Managed regions — your files are never clobbered

pan sync only ever owns the span between these markers:
<!-- BEGIN PANOPTICON CONTEXT — managed by `pan sync`; edit the layer source, not this region -->
…rendered content…
<!-- END PANOPTICON CONTEXT -->
Everything outside the markers — in ~/.claude/CLAUDE.md, a project’s CLAUDE.md, or a project’s AGENTS.md — is preserved verbatim across every sync. The first sync that touches a file with pre-existing hand-authored content snapshots it into ~/.panopticon/backups/<timestamp>/context/ before writing.

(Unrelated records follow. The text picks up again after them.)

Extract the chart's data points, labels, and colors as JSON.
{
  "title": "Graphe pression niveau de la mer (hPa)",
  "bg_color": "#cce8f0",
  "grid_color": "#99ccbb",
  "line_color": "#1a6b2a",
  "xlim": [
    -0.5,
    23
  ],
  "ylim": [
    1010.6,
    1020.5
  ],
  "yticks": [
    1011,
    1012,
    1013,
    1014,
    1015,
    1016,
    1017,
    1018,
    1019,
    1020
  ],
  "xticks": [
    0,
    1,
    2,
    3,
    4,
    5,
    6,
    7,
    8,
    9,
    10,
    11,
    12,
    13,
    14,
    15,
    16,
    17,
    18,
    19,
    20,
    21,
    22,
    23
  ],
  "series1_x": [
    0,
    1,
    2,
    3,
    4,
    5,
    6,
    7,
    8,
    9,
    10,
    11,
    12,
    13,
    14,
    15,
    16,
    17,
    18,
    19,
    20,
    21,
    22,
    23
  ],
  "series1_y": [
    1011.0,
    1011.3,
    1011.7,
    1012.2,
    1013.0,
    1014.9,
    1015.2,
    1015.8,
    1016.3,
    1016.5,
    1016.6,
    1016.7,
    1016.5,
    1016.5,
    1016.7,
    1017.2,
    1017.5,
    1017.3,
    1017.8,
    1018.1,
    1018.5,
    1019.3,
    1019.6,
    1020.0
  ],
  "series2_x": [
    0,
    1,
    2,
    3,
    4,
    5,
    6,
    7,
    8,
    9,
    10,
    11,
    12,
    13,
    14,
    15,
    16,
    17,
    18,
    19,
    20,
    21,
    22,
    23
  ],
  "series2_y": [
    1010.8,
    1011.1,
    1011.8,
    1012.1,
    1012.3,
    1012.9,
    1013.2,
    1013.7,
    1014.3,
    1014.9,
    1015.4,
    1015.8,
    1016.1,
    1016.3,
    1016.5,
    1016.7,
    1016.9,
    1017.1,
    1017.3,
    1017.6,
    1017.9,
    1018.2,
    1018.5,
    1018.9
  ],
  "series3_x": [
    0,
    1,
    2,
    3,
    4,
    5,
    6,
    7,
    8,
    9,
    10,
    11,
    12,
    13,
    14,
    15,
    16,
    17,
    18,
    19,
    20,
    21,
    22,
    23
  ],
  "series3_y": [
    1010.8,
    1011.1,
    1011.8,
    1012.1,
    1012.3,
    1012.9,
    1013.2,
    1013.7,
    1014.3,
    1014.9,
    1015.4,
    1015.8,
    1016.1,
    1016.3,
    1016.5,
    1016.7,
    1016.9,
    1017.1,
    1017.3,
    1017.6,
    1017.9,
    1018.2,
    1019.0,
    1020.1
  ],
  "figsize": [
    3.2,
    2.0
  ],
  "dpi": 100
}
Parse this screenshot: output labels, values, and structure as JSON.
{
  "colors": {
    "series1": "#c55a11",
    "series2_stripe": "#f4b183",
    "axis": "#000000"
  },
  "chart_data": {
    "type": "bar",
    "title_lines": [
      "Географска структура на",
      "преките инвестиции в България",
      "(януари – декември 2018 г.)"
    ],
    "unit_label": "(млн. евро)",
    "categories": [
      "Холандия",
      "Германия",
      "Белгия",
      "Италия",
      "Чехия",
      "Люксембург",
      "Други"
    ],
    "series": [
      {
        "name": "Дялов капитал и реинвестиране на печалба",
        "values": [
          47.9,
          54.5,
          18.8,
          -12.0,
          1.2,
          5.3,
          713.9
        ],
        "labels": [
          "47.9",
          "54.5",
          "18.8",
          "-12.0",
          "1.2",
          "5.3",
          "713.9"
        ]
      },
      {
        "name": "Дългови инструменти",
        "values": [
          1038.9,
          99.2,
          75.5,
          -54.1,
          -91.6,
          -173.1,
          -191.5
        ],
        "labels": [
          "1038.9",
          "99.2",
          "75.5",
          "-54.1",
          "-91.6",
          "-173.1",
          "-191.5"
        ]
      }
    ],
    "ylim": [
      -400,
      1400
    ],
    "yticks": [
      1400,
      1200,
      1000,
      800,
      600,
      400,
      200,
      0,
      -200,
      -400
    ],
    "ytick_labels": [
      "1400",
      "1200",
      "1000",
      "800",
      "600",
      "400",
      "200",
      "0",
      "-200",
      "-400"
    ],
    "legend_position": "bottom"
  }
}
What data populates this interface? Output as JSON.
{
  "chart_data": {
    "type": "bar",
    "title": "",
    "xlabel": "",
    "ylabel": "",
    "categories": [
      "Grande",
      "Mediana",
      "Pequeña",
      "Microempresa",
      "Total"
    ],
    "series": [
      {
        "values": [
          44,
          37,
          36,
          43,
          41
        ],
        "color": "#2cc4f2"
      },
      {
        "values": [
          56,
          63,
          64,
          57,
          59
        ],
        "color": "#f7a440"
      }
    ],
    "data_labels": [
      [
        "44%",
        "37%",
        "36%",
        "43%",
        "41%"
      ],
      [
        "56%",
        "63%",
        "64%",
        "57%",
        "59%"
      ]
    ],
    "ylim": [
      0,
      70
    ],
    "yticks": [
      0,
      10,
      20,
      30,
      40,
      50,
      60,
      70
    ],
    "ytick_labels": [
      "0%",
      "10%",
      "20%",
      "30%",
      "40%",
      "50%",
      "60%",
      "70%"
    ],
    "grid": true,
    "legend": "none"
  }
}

A project’s files are touched only if its .pan/context/project.md exists.

Harness-specific blocks

A layer file targets a single harness with Mustache-style blocks; text outside any block renders for every harness:
All agents follow the engineering philosophy: fix root causes, no bandaids.

{{#harness:claude}}
Prefer the beads CLI (`bd`) for task tracking.
{{/harness:claude}}

{{#harness:pi}}
Write completion markers via `/pan-done` when ready for review.
{{/harness:pi}}
Blocks may be stacked to target several harnesses; {{#harness:codex}} is also recognized.

CLI

pan context list                  # show all three layers and their files
pan context edit                  # open global.md in $EDITOR
pan context edit --layer project  # open this project's project.md
pan context sync                  # render the layers into harness context files
pan context diff --harness pi     # preview what one harness would receive
pan context validate              # lint templates for malformed blocks
pan sync runs the context render as part of its broader sync (skills, agents, rules). The dashboard’s Context page edits the same files with per-harness previews.

Changes apply to new sessions only

Harnesses read their context files at session startup. After editing a layer and running pan sync, running sessions keep their old context — only newly spawned agents and conversations pick up the change.